С этого же требования начинает переговоры Улисс. К его великому изумлению, Гектор соглашается вернуть Елену и заверяет, что Парис даже пальцем к ней не прикоснулся. Улисс иронически поздравляет Трою: в Европе о троянцах сложилось иное мнение, но теперь все будут знать, что сыновья Приама ничего не стоят как мужчины. Возмущению народа нет предела, и один из троянских матросов расписывает в красках, чем занимались Парис с Еленой на корабле. В этот момент с неба спускается вестница Ирида, дабы возвестить троянцам и грекам волю богов. Афродита приказывает не разлучать Елену с Парисом, иначе будет война. Паллада же велит немедленно разлучить их, иначе будет война. А владыка Олимпа Зевс требует разлучить их, не разлучая: Улисс с Гектором должны, оставшись с глазу на глаз, разрешить эту дилемму - иначе будет война. Гектор честно признается, что в словесном поединке у него шансов нет.
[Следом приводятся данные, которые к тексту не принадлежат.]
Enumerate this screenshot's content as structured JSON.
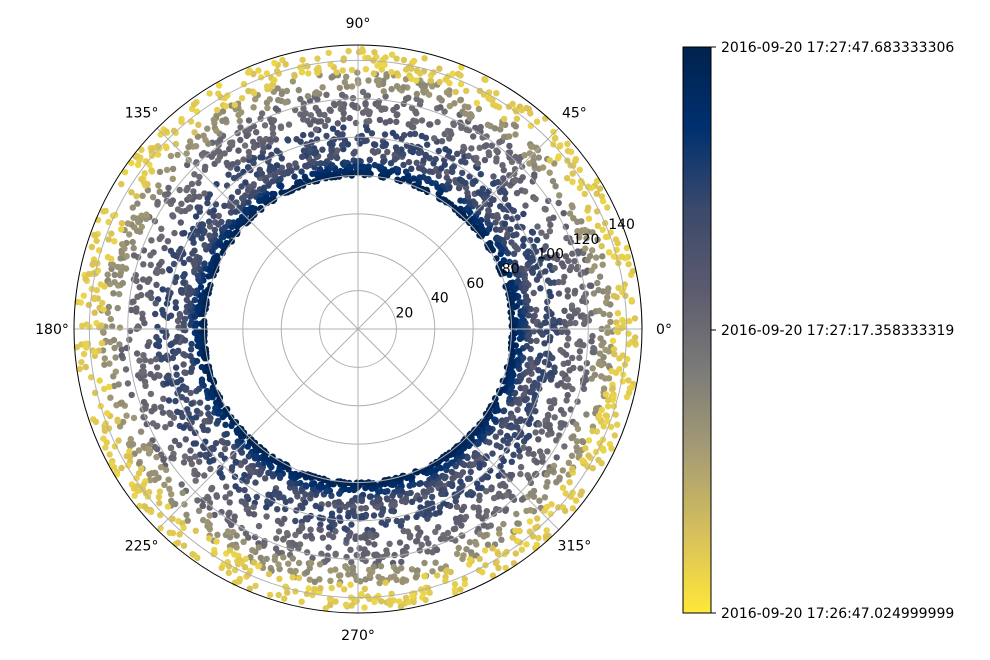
{
  "chart_data": {
    "type": "scatter",
    "projection": "polar",
    "grid": true,
    "angle_unit": "degrees",
    "angular_tick_labels": [
      "0°",
      "45°",
      "90°",
      "135°",
      "180°",
      "225°",
      "270°",
      "315°"
    ],
    "angular_ticks": [
      0,
      45,
      90,
      135,
      180,
      225,
      270,
      315
    ],
    "radial_ticks": [
      20,
      40,
      60,
      80,
      100,
      120,
      140
    ],
    "radial_tick_labels": [
      "20",
      "40",
      "60",
      "80",
      "100",
      "120",
      "140"
    ],
    "rlim": [
      0,
      148
    ],
    "radial_label_angle_deg": 22.5,
    "series": [
      {
        "r_min": 80,
        "r_max": 94,
        "color_position": 1.0,
        "count": 1400
      },
      {
        "r_min": 94,
        "r_max": 106,
        "color_position": 0.72,
        "count": 650
      },
      {
        "r_min": 106,
        "r_max": 112,
        "color_position": 0.55,
        "count": 250
      },
      {
        "r_min": 112,
        "r_max": 124,
        "color_position": 0.52,
        "count": 550
      },
      {
        "r_min": 124,
        "r_max": 134,
        "color_position": 0.34,
        "count": 520
      },
      {
        "r_min": 133,
        "r_max": 147,
        "color_position": 0.1,
        "count": 650
      }
    ],
    "colorbar": {
      "colormap": "cividis_r",
      "colors": [
        "#fee838",
        "#d6bf5c",
        "#a59c74",
        "#7c7b78",
        "#5b5b6e",
        "#3b496c",
        "#00306f",
        "#00224e"
      ],
      "tick_labels": [
        "2016-09-20 17:27:47.683333306",
        "2016-09-20 17:27:17.358333319",
        "2016-09-20 17:26:47.024999999"
      ],
      "tick_positions": [
        1.0,
        0.5,
        0.0
      ]
    }
  }
}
Улисс отвечает, что не хочет воевать ради Елены - но чего желает сама война? Судя по всему, Греция и Троя избраны роком для смертельной схватки - однако Улисс, будучи любопытен от природы, готов пойти наперекор судьбе. Он согласен забрать Елену, но путь до корабля очень долог - кто знает, что произойдет за эти несколько минут? Улисс уходит, и тут появляется вдребезги пьяный Аякс: не слушая никаких увещеваний, он пытается поцеловать Андромаху, которая нравится ему куда больше, чем Елена. Гектор уже замахивается копьем, но грек все же отступает - и тут врывается Демокос с воплем, что троянцев предали. Всего лишь на одно мгновение выдержка изменяет Гектору. Он убивает Демокоса, но тот успевает крикнуть, что стал жертвой буйного Аякса. Разъяренную толпу уже ничем нельзя остановить, и врата войны медленно открываются - за ними Елена целуется с Троилом. Кассандра возвещает, что троянский поэт мертв - отныне слово принадлежит поэту греческому.